Wednesday, October 21, 2009

Crap, I miss my monkey-fish!

This is what I get for not sleeping at all through the night.
Too much time in my hands filled with.. not having him around like always.
Yea yeah.. I'm needy. It sucks.
Especially when I go into my crazy mode and push him away instead of holding onto him. ah.. stupid self-preservation. I don't think it'll ever make sense.

Most times I'm not even mad. I simply become.. cold and frigid in the hopes that the fall won't hurt me as bad.
Am I making sense here or I'm just making it even more complicated?
I keep trying to explain myself but I don't think it's getting any clearer.

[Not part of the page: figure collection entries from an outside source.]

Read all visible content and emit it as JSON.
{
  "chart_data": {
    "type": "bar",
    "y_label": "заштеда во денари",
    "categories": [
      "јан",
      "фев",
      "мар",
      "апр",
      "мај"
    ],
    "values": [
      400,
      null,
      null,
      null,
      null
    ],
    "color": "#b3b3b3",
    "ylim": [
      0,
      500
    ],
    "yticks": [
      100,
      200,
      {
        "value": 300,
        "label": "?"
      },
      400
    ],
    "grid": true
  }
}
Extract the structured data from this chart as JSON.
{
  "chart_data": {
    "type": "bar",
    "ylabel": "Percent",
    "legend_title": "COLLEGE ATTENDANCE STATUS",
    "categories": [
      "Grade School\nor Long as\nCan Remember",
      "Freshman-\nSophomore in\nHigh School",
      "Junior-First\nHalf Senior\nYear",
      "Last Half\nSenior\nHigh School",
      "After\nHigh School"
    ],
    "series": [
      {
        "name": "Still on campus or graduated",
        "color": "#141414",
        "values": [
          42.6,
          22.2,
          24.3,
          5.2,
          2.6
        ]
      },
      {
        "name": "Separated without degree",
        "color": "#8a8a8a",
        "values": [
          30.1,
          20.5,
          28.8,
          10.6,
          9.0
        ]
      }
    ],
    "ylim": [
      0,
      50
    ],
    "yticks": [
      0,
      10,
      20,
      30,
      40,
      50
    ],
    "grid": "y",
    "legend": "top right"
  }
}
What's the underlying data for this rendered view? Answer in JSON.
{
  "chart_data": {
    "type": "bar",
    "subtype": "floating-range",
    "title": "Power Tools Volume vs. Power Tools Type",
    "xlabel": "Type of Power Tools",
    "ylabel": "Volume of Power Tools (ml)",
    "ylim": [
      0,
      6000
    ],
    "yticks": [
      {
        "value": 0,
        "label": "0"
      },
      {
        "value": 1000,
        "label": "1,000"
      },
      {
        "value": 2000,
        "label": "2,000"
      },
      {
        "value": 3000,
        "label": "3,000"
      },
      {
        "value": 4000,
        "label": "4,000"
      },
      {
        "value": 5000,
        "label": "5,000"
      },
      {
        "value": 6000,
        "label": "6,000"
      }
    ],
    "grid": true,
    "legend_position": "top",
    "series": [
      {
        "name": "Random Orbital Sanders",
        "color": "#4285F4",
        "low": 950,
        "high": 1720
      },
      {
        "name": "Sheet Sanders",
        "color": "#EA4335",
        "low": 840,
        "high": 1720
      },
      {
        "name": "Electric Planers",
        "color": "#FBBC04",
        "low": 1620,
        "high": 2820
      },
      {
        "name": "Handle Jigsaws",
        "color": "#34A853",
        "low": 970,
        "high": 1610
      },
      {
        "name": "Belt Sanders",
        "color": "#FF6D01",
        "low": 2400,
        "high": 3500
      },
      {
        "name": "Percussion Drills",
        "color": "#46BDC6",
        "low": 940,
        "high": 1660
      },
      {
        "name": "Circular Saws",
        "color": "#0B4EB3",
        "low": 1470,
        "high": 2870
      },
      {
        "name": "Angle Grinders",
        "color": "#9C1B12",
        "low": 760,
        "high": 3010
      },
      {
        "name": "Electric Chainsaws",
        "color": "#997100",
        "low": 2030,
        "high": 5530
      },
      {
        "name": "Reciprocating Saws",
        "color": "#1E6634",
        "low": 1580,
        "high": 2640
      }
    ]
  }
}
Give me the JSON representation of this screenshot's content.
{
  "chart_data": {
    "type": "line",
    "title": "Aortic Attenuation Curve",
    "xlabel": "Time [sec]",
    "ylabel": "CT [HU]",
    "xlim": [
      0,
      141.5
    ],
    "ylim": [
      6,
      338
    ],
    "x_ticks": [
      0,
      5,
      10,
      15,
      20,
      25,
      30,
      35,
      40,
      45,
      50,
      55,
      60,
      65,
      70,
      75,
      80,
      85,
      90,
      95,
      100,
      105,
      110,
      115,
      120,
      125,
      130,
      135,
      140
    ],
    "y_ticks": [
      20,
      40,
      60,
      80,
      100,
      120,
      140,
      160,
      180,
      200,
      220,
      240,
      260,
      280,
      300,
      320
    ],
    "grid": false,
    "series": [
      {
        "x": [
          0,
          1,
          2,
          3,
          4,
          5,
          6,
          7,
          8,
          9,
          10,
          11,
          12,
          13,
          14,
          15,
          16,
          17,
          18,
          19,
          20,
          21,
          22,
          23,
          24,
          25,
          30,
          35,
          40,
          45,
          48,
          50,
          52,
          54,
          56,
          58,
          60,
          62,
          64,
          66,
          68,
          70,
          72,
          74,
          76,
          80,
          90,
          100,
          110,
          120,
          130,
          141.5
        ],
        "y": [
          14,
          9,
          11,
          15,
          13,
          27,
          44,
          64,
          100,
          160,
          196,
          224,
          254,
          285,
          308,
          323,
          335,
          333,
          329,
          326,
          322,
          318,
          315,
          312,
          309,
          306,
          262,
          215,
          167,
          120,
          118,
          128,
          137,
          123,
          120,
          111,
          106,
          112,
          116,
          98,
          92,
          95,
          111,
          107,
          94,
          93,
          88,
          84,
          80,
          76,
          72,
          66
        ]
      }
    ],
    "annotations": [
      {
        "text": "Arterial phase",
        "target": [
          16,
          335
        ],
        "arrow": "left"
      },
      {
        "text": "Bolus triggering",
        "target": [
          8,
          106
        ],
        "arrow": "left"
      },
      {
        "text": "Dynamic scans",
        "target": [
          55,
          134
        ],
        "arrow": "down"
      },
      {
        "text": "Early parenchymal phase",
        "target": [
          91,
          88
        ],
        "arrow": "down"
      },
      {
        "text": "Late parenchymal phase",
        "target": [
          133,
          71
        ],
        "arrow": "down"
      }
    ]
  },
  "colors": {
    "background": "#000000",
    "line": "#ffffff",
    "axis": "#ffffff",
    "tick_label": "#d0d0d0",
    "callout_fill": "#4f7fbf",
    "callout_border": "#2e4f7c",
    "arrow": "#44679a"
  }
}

Now I'm wondering if I should even talk about him in here. Suppose he's always been really private about himself. Kinda. He talks a lot, honestly. But he also listens a lot.. which I love. And the crazy things he does like getting on one knee in the middle of a mall just to see me freak out. And he talks a lot.. I swear, sometimes it is as if he won't shut up. heehee. But on the rare occasions that he quiets down.. I love how we'd just look at each other.
There really is something about seeing my own reflection in his eyes.
But he's nuts. Really. To the point that I get tempted to throw a shoe at him so he'd stop acting like a loon. (Oh, I never told him that.)
And sometimes he irritates me so bad when he goes missing. Like when we went shopping and I look away and he's gone.. only 8 minutes later I see him emerge from the dressing room. That really pissed me off. (I never told him that either.)
Basically it's okay if I go missing (it's his fault anyway for saying that he likes to look for me) but I never gave him the okay to go missing! rawrr! I HATE looking for things!

sigh.
I really hate this part. The part where it dawns on me how attached I've become to someone. It sucks. Really really sucks when despite him talking a lot about a lot of things.. I honestly don't know if I've affected him as much.. or even half.. a little..?

hmmph.
I should get some sleep before I start getting psychotic.